Dashed Line Defense (DLD)
Novel technique introduced
Score-based query attacks pose a serious threat to deep learning models by crafting adversarial examples (AEs) using only black-box access to model output scores, iteratively optimizing inputs based on observed loss values. While recent runtime defenses attempt to disrupt this process via output perturbation, most either require access to model parameters or fail when attackers adapt their tactics. In this paper, we first reveal that even the state-of-the-art plug-and-play defense can be bypassed by adaptive attacks, exposing a critical limitation of existing runtime defenses. We then propose Dashed Line Defense (DLD), a plug-and-play post-processing method specifically designed to withstand adaptive query strategies. By introducing ambiguity in how the observed loss reflects the true adversarial strength of candidate examples, DLD prevents attackers from reliably analyzing and adapting their queries, effectively disrupting the AE generation process. We provide theoretical guarantees of DLD's defense capability and validate its effectiveness through experiments on ImageNet, demonstrating that DLD consistently outperforms prior defenses--even under worst-case adaptive attacks--while preserving the model's predicted labels.
Key Contributions
- Reveals that state-of-the-art plug-and-play runtime defense (AAA) can be bypassed by adaptive score-based query attacks, exposing a critical gap between claimed and actual robustness.
- Proposes Dashed Line Defense (DLD), a plug-and-play post-processing method using a non-continuous loss mapping to introduce ambiguity and disrupt adversarial optimization without altering predicted labels or requiring model parameter access.

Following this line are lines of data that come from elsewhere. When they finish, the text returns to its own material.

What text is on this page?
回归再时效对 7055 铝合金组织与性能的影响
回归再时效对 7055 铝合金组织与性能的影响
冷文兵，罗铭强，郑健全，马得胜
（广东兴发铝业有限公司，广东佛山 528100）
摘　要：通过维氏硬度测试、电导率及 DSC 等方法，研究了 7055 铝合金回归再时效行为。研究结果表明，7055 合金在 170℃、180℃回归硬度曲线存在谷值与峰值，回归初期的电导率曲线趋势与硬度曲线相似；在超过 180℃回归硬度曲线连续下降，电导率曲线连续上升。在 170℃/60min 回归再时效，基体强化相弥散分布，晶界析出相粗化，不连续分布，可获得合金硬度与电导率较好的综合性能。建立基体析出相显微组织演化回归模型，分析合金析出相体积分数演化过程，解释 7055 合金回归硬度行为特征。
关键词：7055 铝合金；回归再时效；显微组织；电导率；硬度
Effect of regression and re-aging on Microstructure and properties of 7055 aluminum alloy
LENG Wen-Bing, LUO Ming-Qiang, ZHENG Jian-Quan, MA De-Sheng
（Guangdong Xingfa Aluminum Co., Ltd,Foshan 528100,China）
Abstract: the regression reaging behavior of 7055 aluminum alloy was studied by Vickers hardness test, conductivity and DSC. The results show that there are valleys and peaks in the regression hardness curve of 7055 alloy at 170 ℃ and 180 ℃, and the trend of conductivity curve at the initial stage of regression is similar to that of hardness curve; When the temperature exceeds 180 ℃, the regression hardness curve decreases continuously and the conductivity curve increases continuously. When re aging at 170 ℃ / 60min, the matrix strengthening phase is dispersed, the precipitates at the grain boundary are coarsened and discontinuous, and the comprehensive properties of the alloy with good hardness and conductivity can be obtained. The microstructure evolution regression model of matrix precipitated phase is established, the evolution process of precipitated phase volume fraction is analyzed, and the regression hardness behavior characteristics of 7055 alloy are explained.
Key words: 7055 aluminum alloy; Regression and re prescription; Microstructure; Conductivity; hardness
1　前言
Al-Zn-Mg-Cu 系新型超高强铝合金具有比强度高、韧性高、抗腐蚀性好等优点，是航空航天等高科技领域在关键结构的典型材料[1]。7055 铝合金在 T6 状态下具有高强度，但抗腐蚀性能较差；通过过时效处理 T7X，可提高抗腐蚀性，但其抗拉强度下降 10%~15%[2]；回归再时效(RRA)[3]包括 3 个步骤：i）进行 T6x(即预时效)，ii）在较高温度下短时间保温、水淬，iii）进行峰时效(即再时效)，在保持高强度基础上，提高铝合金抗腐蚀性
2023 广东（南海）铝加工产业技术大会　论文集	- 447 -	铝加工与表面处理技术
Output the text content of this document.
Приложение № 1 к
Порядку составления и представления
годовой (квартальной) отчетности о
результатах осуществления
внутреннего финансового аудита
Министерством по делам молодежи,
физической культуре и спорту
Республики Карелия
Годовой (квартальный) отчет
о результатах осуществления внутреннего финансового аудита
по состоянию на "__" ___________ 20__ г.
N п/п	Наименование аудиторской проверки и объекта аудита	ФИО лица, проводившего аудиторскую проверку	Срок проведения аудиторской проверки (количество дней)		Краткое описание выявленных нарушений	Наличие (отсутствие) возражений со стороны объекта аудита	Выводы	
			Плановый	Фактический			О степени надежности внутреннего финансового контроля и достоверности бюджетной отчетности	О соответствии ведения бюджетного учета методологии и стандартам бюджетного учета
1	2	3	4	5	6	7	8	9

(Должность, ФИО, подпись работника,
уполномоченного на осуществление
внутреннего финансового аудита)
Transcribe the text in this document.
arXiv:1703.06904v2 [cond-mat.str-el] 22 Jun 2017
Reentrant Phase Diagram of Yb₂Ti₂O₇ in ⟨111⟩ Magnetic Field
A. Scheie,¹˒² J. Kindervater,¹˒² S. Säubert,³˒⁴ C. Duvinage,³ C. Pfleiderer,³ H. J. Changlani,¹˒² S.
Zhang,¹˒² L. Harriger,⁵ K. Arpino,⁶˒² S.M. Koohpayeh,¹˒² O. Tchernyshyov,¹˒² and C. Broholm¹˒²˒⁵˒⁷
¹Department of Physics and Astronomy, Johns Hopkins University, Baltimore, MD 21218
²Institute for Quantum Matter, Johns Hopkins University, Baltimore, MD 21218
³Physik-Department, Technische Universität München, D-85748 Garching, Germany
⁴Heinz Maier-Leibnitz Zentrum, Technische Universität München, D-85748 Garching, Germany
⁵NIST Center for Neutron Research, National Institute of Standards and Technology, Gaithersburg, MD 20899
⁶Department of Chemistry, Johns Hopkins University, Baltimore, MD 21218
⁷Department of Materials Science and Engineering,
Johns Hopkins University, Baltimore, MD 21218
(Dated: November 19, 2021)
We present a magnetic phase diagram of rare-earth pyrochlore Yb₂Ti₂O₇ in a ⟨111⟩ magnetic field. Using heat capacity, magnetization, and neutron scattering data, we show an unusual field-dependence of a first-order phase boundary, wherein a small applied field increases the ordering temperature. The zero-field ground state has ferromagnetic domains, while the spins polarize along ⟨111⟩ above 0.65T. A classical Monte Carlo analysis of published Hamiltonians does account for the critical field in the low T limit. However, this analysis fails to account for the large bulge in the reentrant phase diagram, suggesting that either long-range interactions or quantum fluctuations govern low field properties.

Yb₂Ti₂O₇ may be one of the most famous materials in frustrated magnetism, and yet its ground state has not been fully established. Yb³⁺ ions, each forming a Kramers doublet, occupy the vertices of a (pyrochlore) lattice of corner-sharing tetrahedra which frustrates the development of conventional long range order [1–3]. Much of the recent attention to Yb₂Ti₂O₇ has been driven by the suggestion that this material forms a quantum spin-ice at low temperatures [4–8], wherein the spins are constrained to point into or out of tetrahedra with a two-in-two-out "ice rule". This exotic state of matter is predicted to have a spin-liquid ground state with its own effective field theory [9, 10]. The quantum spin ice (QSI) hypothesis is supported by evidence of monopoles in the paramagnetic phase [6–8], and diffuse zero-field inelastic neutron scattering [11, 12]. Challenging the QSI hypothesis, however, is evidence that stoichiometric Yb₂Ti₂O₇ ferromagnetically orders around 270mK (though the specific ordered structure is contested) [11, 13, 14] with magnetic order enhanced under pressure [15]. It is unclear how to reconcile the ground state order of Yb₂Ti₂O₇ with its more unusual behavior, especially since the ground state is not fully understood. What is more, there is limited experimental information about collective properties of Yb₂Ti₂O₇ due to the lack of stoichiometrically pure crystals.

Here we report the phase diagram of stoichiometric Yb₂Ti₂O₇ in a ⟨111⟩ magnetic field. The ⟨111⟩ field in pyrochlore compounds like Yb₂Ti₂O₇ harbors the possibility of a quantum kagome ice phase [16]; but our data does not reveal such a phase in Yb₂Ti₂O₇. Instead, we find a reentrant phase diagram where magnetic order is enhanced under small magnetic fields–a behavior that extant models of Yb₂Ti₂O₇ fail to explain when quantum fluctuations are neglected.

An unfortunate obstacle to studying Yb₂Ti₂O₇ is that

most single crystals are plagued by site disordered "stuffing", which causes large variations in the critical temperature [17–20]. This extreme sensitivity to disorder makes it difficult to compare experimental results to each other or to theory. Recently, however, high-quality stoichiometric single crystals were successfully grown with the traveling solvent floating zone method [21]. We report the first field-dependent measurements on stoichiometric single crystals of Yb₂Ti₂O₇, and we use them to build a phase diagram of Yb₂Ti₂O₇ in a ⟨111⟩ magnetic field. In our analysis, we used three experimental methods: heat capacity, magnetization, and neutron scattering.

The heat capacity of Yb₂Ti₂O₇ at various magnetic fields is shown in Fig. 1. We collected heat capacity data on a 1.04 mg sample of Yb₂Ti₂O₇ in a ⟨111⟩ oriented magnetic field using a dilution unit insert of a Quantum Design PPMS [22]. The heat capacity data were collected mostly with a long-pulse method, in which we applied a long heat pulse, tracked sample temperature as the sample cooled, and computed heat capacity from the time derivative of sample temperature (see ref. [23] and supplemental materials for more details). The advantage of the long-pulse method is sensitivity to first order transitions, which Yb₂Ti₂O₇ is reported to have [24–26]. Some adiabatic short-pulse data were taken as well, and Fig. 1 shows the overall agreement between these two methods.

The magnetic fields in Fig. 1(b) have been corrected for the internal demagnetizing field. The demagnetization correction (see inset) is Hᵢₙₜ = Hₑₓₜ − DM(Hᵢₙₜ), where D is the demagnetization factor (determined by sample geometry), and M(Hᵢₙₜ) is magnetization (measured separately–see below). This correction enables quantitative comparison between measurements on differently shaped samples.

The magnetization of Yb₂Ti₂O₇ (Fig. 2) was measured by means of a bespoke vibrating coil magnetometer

- Provides theoretical guarantees of DLD's defense strength and demonstrates superior performance over AAA and RND on ImageNet under worst-case adaptive attacks.
🛡️ Threat Analysis
Directly defends against score-based query attacks (ZOO-based adversarial example generation) at inference time using black-box access to model output scores — the canonical ML01 threat of adversarial input manipulation.